A job as a production assistant is the unofficial training program of the film and television industry. If you do not live next door to one of the Weinstein brothers and are in no way related to Steven Spielberg or Ron Howard, then nabbing a gig as a PA is the best way to break into film and TV. It doesn’t matter if your true aspiration is to be a director, audio engineer, or make-up artist; working as a PA is where you learn firsthand about life on a professional set and make the contacts to launch your career.
There is no such thing as a typical day at the office for a production assistant. By nature, the PA is a flexible catchall person for any miscellaneous task. A production office PA will answer phones, make copies of scripts, run errands, and do any other administrative task the staff requires. A set PA will help the assistant director by corralling extras, directing traffic, and escorting actors to and from the set—or fetching snacks from the craft services table. There are also opportunities to work full-time at news stations like CNN or MSNBC, where the PA might log tapes, sort through press releases, and even Tweet about the next broadcast. A production assistant does not operate camera, lighting or audio equipment; instead, the PA will grab an apple box for the electrician to set a C-stand on, or help keep the set quiet while the boom operator records ambient noise. The PA’s job isn’t glamorous, but the experience of being on set or working in a production office is an invaluable tool to the individual who wants to advance in the film and television industry.
Skills & Education
This is an entry-level position, and as such there are few educational requirements. A college degree in film and television production is useful, but not necessary. For a gig as a PA, a film/television degree demonstrates to the person reading your résumé that you understand the process of production and have a basic skill level for working on set. Survivor or Transformers 3 will require more experience as a PA than a pilot for a new show or a music video; as you build skills, you can work your way up into larger productions. The most important skills a PA must have are attention to detail, a “get it done” work ethic, the ability to follow directions, and a willingness to take orders. You should be organized, polite, and know how to anticipate needs on set before they arise.
What to Expect
The truth is that the production assistant gets the tasks that no one else on set wants. It isn’t uncommon to empty trash cans or bring lunch to the second unit who is running over schedule on location. Yes, production assistants also get coffee, sparkling water, and Diet Cokes for the leading man. Work as a PA is like boot camp for the entertainment business. If you can do this job well, you have proven you have what it takes to move up the ladder. Be proactive; pass out bottles of water to the crew; be standing by with towels when the director calls “cut” on a pool scene. Going the extra mile to find tasks before you’re asked to do them will impress the people around you. Remember that there are always hundreds of people in line waiting to take your gig. Finding ways to help out and make the crew’s jobs easier will catapult you from nameless face to go-to person. The PA’s name that gets called out most often is the one who will be on the next shoot. A good attitude will get noticed, so be respectful and show that you want to be there.
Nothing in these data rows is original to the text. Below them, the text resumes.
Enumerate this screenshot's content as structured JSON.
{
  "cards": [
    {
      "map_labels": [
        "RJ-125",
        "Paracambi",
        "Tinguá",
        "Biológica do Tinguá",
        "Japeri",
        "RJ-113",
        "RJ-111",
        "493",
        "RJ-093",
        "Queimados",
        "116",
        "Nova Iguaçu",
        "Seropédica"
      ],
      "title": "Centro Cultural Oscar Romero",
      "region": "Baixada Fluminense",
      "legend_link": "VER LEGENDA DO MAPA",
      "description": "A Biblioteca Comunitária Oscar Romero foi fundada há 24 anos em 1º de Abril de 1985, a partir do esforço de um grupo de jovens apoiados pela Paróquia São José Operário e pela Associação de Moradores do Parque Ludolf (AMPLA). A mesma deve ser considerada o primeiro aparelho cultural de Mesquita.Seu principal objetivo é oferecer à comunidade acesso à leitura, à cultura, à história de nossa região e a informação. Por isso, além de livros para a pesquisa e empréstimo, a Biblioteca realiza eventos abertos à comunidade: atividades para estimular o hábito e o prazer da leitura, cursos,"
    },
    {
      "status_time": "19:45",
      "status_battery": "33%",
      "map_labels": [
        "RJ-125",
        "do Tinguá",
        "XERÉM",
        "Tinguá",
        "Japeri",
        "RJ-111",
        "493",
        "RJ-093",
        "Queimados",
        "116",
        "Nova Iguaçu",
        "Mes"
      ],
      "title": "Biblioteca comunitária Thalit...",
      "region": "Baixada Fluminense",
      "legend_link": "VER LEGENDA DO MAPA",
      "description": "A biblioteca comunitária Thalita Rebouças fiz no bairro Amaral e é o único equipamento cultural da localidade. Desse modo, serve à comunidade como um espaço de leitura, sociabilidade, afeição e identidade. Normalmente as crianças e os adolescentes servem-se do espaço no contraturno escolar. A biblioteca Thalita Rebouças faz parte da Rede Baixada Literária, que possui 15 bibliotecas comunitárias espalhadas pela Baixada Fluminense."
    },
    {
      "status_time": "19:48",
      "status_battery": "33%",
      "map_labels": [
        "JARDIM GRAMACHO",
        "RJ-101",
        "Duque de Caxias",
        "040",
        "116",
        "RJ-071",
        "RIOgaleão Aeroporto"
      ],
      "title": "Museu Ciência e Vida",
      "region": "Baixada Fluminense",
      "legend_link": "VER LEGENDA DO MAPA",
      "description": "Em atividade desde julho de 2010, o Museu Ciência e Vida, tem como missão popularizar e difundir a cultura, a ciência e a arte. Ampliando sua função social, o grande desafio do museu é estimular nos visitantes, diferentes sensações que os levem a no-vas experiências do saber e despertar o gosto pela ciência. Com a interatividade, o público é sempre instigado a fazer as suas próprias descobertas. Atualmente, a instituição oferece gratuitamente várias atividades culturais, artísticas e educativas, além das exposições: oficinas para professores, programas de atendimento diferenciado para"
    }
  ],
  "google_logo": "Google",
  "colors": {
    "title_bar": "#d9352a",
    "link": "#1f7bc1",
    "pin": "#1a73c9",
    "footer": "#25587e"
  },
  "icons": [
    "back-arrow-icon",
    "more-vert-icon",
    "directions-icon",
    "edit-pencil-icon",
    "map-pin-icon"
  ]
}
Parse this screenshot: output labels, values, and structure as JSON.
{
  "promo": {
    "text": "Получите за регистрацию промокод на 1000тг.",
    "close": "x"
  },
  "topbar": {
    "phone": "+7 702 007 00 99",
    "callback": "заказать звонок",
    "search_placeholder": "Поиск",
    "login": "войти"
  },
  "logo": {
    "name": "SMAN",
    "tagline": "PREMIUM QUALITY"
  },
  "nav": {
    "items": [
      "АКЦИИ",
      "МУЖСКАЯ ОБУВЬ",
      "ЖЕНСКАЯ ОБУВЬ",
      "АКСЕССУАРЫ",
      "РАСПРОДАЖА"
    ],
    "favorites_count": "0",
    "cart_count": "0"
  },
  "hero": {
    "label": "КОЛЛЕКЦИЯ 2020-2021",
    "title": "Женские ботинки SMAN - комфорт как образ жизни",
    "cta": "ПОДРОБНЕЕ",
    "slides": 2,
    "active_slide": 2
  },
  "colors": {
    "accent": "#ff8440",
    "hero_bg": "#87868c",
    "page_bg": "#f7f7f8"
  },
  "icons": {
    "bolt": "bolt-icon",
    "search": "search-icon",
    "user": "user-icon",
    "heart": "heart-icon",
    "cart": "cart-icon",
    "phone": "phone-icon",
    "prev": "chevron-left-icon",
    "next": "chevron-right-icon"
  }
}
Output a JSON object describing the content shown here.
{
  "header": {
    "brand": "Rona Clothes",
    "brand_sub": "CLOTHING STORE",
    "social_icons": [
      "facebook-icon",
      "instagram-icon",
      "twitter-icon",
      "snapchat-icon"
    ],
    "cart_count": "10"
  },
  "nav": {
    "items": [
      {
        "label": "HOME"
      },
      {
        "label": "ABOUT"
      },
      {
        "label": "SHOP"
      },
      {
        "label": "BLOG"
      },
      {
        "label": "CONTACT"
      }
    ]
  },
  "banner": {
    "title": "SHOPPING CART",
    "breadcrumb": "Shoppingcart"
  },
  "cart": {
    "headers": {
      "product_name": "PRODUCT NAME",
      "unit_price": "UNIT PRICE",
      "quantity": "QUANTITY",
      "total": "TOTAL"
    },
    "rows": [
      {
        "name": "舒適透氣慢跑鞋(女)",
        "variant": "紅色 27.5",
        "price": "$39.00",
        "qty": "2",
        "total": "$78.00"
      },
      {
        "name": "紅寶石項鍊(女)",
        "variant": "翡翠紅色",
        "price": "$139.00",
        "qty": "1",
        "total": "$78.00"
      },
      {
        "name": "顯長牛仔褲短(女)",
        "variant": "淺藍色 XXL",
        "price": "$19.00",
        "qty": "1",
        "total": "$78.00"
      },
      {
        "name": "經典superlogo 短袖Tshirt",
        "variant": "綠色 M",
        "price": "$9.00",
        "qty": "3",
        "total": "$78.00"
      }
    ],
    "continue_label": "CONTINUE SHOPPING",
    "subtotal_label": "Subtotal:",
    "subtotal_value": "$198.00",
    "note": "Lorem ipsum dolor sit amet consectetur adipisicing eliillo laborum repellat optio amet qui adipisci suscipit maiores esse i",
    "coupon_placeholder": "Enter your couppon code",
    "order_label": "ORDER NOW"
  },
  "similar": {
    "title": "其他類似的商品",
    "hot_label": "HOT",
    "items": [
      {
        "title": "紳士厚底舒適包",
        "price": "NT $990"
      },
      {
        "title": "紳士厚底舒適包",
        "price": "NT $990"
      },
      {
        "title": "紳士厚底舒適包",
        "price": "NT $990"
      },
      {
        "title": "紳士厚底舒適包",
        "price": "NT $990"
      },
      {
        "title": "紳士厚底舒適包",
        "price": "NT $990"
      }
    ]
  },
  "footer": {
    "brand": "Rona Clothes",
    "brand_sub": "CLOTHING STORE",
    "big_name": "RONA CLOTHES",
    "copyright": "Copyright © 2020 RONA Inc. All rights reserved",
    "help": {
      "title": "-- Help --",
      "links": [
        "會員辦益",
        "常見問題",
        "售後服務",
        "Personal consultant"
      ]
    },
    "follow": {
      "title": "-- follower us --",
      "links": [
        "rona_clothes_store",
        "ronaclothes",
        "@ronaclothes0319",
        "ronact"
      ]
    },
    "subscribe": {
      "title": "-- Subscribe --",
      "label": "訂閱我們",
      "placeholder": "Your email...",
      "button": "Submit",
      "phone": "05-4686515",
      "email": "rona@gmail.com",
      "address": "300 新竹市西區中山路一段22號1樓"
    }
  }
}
After you have developed good relationships through your experience as a PA, this position can be a launching pad toward any mid-level position in film and television. Traditionally the next step up is as a production coordinator, but if your interests are in camera work or lighting, you can go after work as a camera assistant, electrician or grip. A good PA can also work toward entrance into the DGA (Director’s Guild of America) training program through recommendation by the production manager.